About me
I grew up in Järvsö, Sweden. I have a MSc in applied physics from Linköping University where I did one year at RWTH Aachen, Germany. In 2009 I finished a PhD in accelerator physics at CERN, Switzerland, working on the Ions for LHC project, employed partly by CERN and partly by MAX-lab and Lund University in Sweden. For my PhD thesis I received the 2011 Outstanding Doctoral Thesis in Beam Physics Award at PAC11, hosted by the American Physical Society. In 2012 I was selected as young researcher to participate in the 62nd Nobel Laureate meeting in Lindau, Germany, together with more than 28 Nobel price winners in physics and chemistry.

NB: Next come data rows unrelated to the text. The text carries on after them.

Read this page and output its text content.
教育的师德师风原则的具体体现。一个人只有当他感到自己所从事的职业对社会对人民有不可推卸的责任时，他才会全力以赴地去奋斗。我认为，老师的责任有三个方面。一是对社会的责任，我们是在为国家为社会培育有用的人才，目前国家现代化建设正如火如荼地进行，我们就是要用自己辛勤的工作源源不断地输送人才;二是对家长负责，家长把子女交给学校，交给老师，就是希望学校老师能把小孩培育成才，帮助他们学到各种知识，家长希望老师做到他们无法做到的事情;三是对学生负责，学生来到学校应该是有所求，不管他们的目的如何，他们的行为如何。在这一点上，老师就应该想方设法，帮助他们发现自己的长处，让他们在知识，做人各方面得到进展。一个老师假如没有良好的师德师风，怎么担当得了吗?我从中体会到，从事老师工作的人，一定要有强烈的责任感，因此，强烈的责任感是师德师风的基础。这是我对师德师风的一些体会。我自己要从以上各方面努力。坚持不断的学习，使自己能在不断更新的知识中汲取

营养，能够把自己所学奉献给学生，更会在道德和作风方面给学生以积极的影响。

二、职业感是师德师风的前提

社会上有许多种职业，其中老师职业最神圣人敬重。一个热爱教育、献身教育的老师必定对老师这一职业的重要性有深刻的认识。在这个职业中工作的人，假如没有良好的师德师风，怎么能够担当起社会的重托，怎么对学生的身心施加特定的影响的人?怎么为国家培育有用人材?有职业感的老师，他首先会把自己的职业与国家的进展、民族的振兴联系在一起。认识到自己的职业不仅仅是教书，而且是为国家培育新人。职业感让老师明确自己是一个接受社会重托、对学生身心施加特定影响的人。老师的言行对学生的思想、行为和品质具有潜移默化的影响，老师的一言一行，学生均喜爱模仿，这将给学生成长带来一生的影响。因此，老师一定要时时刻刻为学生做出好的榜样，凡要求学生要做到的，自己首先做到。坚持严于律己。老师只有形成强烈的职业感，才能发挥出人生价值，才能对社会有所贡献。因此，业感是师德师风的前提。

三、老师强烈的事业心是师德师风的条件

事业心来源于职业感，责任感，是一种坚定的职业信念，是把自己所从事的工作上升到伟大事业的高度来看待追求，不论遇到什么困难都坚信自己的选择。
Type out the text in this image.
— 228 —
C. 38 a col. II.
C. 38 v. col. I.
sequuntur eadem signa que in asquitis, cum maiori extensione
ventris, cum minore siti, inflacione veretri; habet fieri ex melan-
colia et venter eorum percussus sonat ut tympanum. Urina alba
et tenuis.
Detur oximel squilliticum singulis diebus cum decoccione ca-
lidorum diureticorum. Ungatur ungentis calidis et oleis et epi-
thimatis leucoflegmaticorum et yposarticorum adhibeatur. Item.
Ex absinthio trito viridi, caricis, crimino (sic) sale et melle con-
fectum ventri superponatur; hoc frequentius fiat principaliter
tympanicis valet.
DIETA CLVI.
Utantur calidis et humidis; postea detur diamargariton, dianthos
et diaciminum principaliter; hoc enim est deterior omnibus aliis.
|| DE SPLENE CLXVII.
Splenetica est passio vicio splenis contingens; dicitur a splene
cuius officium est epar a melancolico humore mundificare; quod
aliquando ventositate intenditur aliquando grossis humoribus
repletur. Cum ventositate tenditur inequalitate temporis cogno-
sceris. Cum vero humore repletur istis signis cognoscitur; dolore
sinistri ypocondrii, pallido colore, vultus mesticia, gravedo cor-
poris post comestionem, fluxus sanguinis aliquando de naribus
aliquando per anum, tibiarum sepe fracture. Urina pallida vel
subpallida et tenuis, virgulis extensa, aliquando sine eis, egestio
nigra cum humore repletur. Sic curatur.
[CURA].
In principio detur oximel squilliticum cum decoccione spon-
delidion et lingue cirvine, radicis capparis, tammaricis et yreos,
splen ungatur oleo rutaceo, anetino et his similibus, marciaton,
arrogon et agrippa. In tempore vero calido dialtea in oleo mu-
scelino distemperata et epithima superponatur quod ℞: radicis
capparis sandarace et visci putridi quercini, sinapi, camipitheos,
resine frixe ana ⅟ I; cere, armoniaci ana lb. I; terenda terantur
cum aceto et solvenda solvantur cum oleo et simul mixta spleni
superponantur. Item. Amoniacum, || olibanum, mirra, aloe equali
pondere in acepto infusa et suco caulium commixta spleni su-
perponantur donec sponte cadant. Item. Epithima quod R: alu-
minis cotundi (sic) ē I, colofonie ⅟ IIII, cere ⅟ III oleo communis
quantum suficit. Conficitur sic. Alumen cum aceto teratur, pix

I currently work as an accelerator physicist at CERN in the Accelerator and Beam Physics group. Some of my work topics are:
- Coordination and planning of the LHC heavy-ion program on
the machine side, elaboration of operational scenarios for present and
future runs
- Devising optimized running scenarios for the LHC proton runs to maximize performance, in particular through exploring limits on the beam size in the LHC collision points from collimation
- Performance evaluation and optimization of the LHC collimation system through measurements and beam dynamics studies
- Commissioning and operational support for the LHC collimation system
- Beam optics for the LHC collimation system
- Beam-induced background in the ATLAS and CMS experiments
- Chairman of the LHC collimation working group
- Sub-work package leader of the HiLumi LHC work package 5.1: collimation studies
- Task leader in the HiLumi LHC work package 2.6: Ion beam operation
- Study leader for the design of a collimation system for the Future Circular Collider (FCC-hh)
- Supervision of students and fellows
My research interests are accelerator physics in general and the design
and operation of particle accelerators. I am interested in both
theoretical and applied/experimental work.